CapitaMalls Asia's 4Q12 profit slips 10% to S$184.8m
But full year gains surged 19.7%.
According to a release, CapitaMalls Asia Limited announced that it achieved profit after tax and minority interests (PATMI) of S$546.0 million (HK$3,444.1 million) for FY 2012, up 19.7% compared to FY 2011. Earnings before interest and tax (EBIT) were S$686.3 million (HK$4,329.0 million), an increase of 14.0% over FY 2011.
PATMI for 4Q 2012 was S$184.8 million (HK$1,165.9 million), 10.0% lower than the S$205.4 million (HK$1,295.9 million) for 4Q 2011 – mainly due to lower fair value gains for 4Q 2012. Excluding such gains, the adjusted PATMI for 4Q 2012 would have been S$51.3 million (HK$323.6 million), 80.6% higher than the adjusted PATMI of S$28.4 million (HK$179.1 million) for 4Q 2011.
Mr Liew Mun Leong, Chairman of CapitaMalls Asia, said, “Despite challenges posed by the European debt crisis and US fiscal cliff impasse in 2012, CapitaMalls Asia has delivered a strong set of results for the year as our shopping malls are located in Asia, where economic growth is strong and we can ride on the growth in consumerism. The Board is pleased to propose a final dividend of 1.625 Singapore cents (10.3 HK cents) per share for financial year 2012. Including the interim dividend of the same amount declared in July 2012, the proposed total dividend for full year 2012 is 3.25 Singapore cents (20.5 HK cents) per share – 8.3% higher than the year before.”

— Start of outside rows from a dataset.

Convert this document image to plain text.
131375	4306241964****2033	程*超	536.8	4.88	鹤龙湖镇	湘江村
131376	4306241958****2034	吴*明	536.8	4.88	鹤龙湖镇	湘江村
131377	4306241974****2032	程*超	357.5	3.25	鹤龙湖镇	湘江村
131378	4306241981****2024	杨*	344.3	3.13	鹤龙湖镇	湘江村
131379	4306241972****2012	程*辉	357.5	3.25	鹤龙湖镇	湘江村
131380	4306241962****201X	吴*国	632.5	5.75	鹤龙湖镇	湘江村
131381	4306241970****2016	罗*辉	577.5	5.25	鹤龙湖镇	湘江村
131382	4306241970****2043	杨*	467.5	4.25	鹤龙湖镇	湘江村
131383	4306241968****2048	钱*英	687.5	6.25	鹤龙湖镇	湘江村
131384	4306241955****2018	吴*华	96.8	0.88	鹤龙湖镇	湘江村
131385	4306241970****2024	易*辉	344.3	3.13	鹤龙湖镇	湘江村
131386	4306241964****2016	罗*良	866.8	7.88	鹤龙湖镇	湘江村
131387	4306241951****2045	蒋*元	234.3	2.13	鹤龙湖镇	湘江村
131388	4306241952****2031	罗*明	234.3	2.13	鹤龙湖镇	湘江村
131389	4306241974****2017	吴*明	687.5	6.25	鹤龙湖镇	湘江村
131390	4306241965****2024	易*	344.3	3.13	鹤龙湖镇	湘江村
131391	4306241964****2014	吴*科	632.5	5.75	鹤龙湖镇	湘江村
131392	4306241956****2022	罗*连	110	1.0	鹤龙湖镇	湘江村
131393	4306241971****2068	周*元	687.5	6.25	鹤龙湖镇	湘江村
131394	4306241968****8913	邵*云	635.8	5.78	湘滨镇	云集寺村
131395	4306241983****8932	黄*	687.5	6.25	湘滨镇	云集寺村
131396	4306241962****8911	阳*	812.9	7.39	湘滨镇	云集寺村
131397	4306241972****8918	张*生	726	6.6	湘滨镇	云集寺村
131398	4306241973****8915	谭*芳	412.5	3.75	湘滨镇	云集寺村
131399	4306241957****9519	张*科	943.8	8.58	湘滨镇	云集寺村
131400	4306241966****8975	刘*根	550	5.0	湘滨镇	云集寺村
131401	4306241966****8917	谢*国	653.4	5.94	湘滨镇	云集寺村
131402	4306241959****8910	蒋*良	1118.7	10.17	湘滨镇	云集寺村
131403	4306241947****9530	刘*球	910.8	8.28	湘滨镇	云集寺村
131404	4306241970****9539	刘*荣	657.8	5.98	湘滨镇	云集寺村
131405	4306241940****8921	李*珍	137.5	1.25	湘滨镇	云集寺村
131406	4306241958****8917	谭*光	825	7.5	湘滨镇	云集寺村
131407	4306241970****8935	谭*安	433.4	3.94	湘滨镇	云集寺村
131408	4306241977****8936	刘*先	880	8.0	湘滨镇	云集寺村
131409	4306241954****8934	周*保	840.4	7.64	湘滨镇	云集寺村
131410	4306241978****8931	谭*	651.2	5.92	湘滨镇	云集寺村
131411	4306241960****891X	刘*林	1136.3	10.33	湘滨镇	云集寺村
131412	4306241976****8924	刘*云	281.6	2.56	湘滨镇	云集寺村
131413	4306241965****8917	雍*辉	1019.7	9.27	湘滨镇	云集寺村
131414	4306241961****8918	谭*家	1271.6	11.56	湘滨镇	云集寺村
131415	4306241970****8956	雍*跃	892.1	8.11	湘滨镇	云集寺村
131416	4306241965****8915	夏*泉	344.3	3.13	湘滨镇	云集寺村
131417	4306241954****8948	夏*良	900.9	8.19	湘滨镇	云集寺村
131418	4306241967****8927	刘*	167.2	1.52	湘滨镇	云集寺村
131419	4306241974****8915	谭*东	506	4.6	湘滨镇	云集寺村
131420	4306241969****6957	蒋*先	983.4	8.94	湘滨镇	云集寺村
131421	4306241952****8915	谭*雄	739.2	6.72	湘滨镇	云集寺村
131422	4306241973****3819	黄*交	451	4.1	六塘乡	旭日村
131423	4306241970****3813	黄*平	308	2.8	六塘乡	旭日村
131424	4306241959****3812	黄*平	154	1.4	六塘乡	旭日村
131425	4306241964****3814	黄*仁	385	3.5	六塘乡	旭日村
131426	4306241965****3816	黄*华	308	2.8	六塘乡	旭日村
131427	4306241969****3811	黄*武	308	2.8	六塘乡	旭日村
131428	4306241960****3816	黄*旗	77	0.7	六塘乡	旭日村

Mr Lim Beng Chee, CEO of CapitaMalls Asia, said, “Our key markets continued to perform well, posting growth in net property income, tenants’ sales on a per square metre basis, and shopper traffic. This was led by China, where net property income grew 16.9% and tenants’ sales increased 9.8%. The increase in tenants’ sales was spurred by second- and third-tier cities, where it grew even faster – at 13.2%.”

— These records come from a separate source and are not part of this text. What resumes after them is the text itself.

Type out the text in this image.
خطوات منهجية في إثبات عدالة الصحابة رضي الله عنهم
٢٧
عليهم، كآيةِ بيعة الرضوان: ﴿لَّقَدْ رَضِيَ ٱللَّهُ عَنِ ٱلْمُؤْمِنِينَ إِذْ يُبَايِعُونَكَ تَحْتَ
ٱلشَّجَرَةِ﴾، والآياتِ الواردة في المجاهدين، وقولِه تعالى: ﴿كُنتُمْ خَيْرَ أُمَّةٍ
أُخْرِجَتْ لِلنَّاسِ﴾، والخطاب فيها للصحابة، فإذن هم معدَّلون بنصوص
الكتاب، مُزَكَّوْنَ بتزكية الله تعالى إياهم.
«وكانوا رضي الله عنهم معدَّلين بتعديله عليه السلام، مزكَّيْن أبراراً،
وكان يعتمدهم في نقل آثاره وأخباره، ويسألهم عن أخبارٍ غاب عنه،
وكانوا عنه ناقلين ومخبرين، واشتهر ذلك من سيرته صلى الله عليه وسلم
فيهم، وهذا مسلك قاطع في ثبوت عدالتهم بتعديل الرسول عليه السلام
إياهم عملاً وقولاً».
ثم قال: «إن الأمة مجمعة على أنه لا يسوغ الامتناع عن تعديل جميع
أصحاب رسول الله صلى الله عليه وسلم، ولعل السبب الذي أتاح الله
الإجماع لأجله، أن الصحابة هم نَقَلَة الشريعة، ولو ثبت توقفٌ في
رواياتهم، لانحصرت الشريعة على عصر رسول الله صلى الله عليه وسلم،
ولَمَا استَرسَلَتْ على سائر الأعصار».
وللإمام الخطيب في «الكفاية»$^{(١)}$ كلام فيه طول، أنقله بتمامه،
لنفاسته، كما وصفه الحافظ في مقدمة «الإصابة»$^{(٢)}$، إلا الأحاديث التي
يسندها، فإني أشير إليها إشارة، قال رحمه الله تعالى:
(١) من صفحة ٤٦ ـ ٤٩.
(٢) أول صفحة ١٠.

“We have delivered on 2012 being an inflection year for CapitaMalls Asia, with more than 50.0% of our malls in China3 becoming operational. We opened nine malls, comprising two in Singapore and seven in China, and these malls have started contributing to our bottom-line. We also laid the foundation for our future growth with six acquisitions in China, Malaysia and Japan, amounting to more than S$1.6 billion (HK$10.1 billion) in total.”
“We start 2013 with about 75.0% of all our malls3 operational, including about 70.0% of our malls in China. This year, we will focus on opening six malls. These comprise two new malls in Singapore, namely Westgate and Bedok Mall; two new malls in China, as well as phase 2 of CapitaMall Jinniu in Chengdu; and one in India.”

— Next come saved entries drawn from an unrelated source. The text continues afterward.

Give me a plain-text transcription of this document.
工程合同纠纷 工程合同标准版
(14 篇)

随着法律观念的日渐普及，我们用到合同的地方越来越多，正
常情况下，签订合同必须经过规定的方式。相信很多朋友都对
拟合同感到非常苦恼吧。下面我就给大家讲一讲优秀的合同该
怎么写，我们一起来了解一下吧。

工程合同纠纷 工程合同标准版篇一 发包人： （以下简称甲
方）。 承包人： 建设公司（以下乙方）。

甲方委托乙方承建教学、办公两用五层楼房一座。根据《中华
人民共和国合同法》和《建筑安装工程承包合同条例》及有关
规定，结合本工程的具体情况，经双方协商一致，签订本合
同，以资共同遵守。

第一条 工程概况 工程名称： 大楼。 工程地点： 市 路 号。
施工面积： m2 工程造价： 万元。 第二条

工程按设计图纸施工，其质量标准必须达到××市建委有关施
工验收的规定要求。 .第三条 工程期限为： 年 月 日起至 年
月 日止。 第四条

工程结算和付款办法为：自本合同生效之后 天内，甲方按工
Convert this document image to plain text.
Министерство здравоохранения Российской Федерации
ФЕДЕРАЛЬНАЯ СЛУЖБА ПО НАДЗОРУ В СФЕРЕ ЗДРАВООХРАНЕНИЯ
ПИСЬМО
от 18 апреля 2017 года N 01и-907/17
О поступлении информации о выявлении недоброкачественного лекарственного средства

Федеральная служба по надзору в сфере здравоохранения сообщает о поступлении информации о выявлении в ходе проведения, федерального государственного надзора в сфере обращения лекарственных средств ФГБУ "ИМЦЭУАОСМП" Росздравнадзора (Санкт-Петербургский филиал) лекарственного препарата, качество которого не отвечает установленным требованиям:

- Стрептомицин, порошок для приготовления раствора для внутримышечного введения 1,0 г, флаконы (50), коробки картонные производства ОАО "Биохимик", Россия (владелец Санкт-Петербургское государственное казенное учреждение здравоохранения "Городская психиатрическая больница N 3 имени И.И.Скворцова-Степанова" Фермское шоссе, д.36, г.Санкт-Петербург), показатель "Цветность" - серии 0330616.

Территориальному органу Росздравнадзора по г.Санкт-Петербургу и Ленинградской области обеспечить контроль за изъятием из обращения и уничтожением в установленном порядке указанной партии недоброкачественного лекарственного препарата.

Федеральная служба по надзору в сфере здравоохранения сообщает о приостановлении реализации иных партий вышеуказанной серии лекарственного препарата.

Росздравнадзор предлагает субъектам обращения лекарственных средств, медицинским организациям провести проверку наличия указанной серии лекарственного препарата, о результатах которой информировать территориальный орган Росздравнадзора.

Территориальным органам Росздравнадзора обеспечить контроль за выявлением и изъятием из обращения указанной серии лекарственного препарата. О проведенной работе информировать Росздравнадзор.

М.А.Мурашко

“Looking ahead, the global economy is starting to show signs of improvement, led by China’s economy resuming its higher growth trajectory. Our key markets of Singapore, China and Malaysia will continue to grow this year. Retail sales are also expected to grow in these three markets, and this bodes well for the performances of our shopping malls.”